What is Clustering in Machine Learning?

By Matthew Viafora

Machine learning is comprised of many different types of algorithms, many of which are

grouped into both supervised and unsupervised learning techniques. Supervised learning is used for the most part when the data has “answers”. What I mean by “answers” is you have some input features X mapped to some output Y. Some might ask, is it even possible to come up with some kind of machine learning algorithm for analyzing datasets that are a bit more unstructured and do not contain this traditional X → Y mapping, well, of course, that is where unsupervised learning comes in! There are many different unsupervised learning algorithms for different tasks and results, but in this article, we will be focusing on clustering specifically.

Clustering is one of the most popular unsupervised machine learning algorithms. Imagine clustering as a subgroup -of a subgroup- of machine learning. Clustering contains different types of algorithms that are used to detect trends and patterns within raw datasets. (Look below for a visual example of where clustering stands within machine learning).

In this visual, we can see that “clustering” refers to a subcategory of unsupervised learning and in itself contains different types of clustering algorithms. There are many different types of clustering algorithms, so in this article, I will go over clustering as an unsupervised learning technique and go over one actual clustering algorithm - K-Means Clustering. K-Means Clustering is the most popular clustering algorithm used practically by data scientists every day.

What is Clustering?

When I first started getting introduced to machine learning algorithms, unsupervised algorithms seemed very intimidating especially “clustering”. Fortunately, clustering is relatively straightforward and K-means clustering is actually very easy to understand and even implement. (Check out my article coming soon for a sample implementation of K-Means clustering!). In theory, when analyzing some dataset, the data should be related to certain characteristics and features that define each category and forms trends and patterns that might not be visible to a human at first glance. Clustering algorithms are used to group data together and gain initial insight from the dataset. Using this insight, you can make predictions for future grouping classifications and better understand the dataset depending on the problem you are trying to solve.

Clustering Real-World Example

One particular real-world example that caught my attention and got me interested in unsupervised learning and clustering is using clustering to group together and identify potential health issues stemming from a dataset of DNA sequences. The study that I first saw this being used in healthcare was “https://www.sciencedirect.com/science/article/pii/S1532046418301308” where the researchers were able to use an unsupervised learning clustering algorithm to group together patients based on their genetic makeup without providing any input parameters (“Answers” in our traditional X → Y grouping). This is a really cool paper/implementation of a clustering algorithm if you have the time to read it!

K-Means Clustering

K-Means clustering is the most popular and well-known clustering algorithm used by data scientists/machine learning engineers every day. It is very easy to understand and even implement! Before diving into the technicality of the algorithm, check out the figure below to get a rough idea of how the algorithm groups data together.

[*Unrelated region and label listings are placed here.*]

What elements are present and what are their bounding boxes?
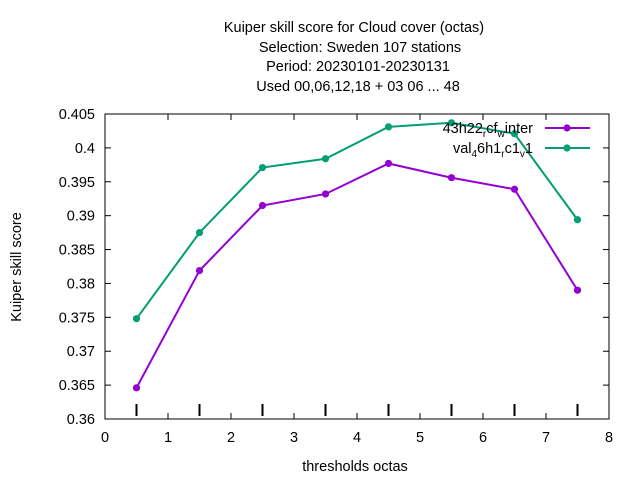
chart-title: Kuiper skill score for Cloud cover (octa… bbox=[224, 20, 484, 95]
title-line-3: Period: 20230101-20230131 bbox=[266, 59, 450, 75]
series-1-point-6 bbox=[510, 185, 519, 193]
y-tick-label-2: 0.37 bbox=[67, 344, 95, 360]
series-1-point-5 bbox=[447, 174, 456, 182]
series-2-point-7 bbox=[573, 216, 582, 224]
y-tick-label-3: 0.375 bbox=[59, 310, 95, 326]
series-1-point-7 bbox=[573, 286, 582, 294]
x-tick-label-7: 7 bbox=[542, 430, 550, 446]
y-axis-ticks: 0.360.3650.370.3750.380.3850.390.3950.40… bbox=[59, 107, 609, 428]
series-group bbox=[132, 119, 582, 392]
threshold-markers bbox=[135, 404, 579, 416]
x-tick-label-3: 3 bbox=[290, 430, 298, 446]
y-tick-label-8: 0.4 bbox=[75, 141, 95, 157]
x-tick-label-1: 1 bbox=[164, 430, 172, 446]
y-tick-label-6: 0.39 bbox=[67, 209, 95, 225]
series-1-point-2 bbox=[258, 201, 267, 210]
x-tick-label-8: 8 bbox=[605, 430, 613, 446]
y-tick-label-7: 0.395 bbox=[59, 175, 95, 191]
title-line-1: Kuiper skill score for Cloud cover (octa… bbox=[224, 20, 484, 36]
series-2-point-4 bbox=[384, 123, 393, 131]
legend-label-1-part-1: r bbox=[483, 129, 487, 140]
series-line-2 bbox=[135, 121, 579, 320]
x-axis-label: thresholds octas bbox=[302, 459, 408, 475]
series-2-point-3 bbox=[321, 155, 330, 163]
title-line-2: Selection: Sweden 107 stations bbox=[259, 40, 461, 56]
y-axis-label: Kuiper skill score bbox=[9, 212, 25, 322]
legend-label-2-part-6: 1 bbox=[525, 141, 533, 157]
legend-label-1-part-2: cf bbox=[486, 121, 498, 137]
series-2-point-5 bbox=[447, 119, 456, 127]
legend-swatch-marker-2 bbox=[563, 144, 571, 152]
legend-label-1-part-3: w bbox=[497, 129, 506, 140]
legend-label-2-part-1: 4 bbox=[471, 149, 477, 160]
legend-label-2-part-4: c1 bbox=[505, 141, 520, 157]
legend-label-1: 43h22rcfwinter bbox=[443, 121, 534, 140]
y-tick-label-0: 0.36 bbox=[67, 412, 95, 428]
legend-label-2-part-0: val bbox=[453, 141, 472, 157]
legend-label-1-part-0: 43h22 bbox=[443, 121, 483, 137]
x-tick-label-5: 5 bbox=[416, 430, 424, 446]
x-axis-ticks: 0 1 2 3 4 5 6 7 8 bbox=[101, 114, 613, 446]
y-tick-label-1: 0.365 bbox=[59, 378, 95, 394]
title-line-4: Used 00,06,12,18 + 03 06 ... 48 bbox=[256, 79, 460, 95]
legend-swatch-marker-1 bbox=[563, 124, 571, 132]
series-1-point-3 bbox=[321, 190, 330, 198]
series-2-point-2 bbox=[258, 163, 267, 172]
y-tick-label-4: 0.38 bbox=[67, 276, 95, 292]
x-tick-label-6: 6 bbox=[479, 430, 487, 446]
x-tick-label-4: 4 bbox=[353, 430, 361, 446]
series-line-1 bbox=[135, 162, 579, 389]
y-tick-label-9: 0.405 bbox=[59, 107, 95, 123]
series-1-point-0 bbox=[132, 384, 141, 392]
legend-label-2-part-3: r bbox=[501, 149, 505, 160]
y-tick-label-5: 0.385 bbox=[59, 243, 95, 259]
legend-label-2-part-2: 6h1 bbox=[477, 141, 501, 157]
legend-label-1-part-4: inter bbox=[505, 121, 533, 137]
series-1-point-4 bbox=[384, 159, 393, 168]
legend-label-2: val46h1rc1v1 bbox=[453, 141, 533, 160]
series-2-point-6 bbox=[510, 130, 519, 138]
series-2-point-1 bbox=[195, 229, 204, 237]
x-tick-label-2: 2 bbox=[227, 430, 235, 446]
series-1-point-1 bbox=[195, 266, 204, 275]
x-tick-label-0: 0 bbox=[101, 430, 109, 446]
series-2-point-0 bbox=[132, 315, 141, 323]
legend-label-2-part-5: v bbox=[520, 149, 525, 160]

https://towardsdatascience.com/the-5-clustering-algorithms-data-scientists-need-to-know-a36d136ef68

Just by looking at this graphic above, we can see that the k-means algorithm is classifying a dataset into three different groups by taking some seemingly random places points and optimizing their location until they are in the center of a “cluster” of data points. On a very high level, this is exactly how the algorithm works! I’ll break down the algorithm into steps so that you will have a clear and insightful idea of how the algorithm works on a technical level.

  1. To start, the first step is to pick a number of classes that the data will be grouped into (The number of classes is represented by K and is shown in the name of the algorithm: K-means clustering). For example, in the graphic above, the number of classes or groups is three. This is a significant downside of the algorithm since it involves human intervention and when developing machine learning algorithms, we try to program the software to make as many decisions as it can autonomously rather than allowing any bias into the model. Each X in the graphic above represents a data point vector and since there are three classes there are three Xs.

  2. The group centers are then randomly placed in the graph. i.e: random initialization.

  3. Next in the algorithm, the distance between each data point and each group center is computed. The data point is then classified as the group that it is closest to.

  4. Then, the algorithm uses the mean of each data point vector in each group/cluster to recompute the center of the cluster. This step of the algorithm is essentially the training part of the algorithm as the next step is to repeat these steps until convergence.

  5. Finally, the algorithm repeats these steps until the center of the cluster moves very little and the clusters have converged to the optimal points.

There is also a variation of K-means clustering called K-median clustering which essentially is the same however, instead of calculating the mean, it calculates the median. This is effective when working with outliers as it is less sensitive, however, it is a bit slower when working with larger data sets as sorting is required for each iteration for computing the median.

As you can see K-means clustering is a fairly straightforward and fun-to-learn algorithm as it is a simple, effective, and fast algorithm when implemented correctly. It is a great algorithm for introducing unsupervised learning algorithms and is also very practical and easy to implement in practice. In my follow-up article I will go over a simple implementation of K-means clustering on real-world data, so stay tuned!

Thank you for reading and keep learning!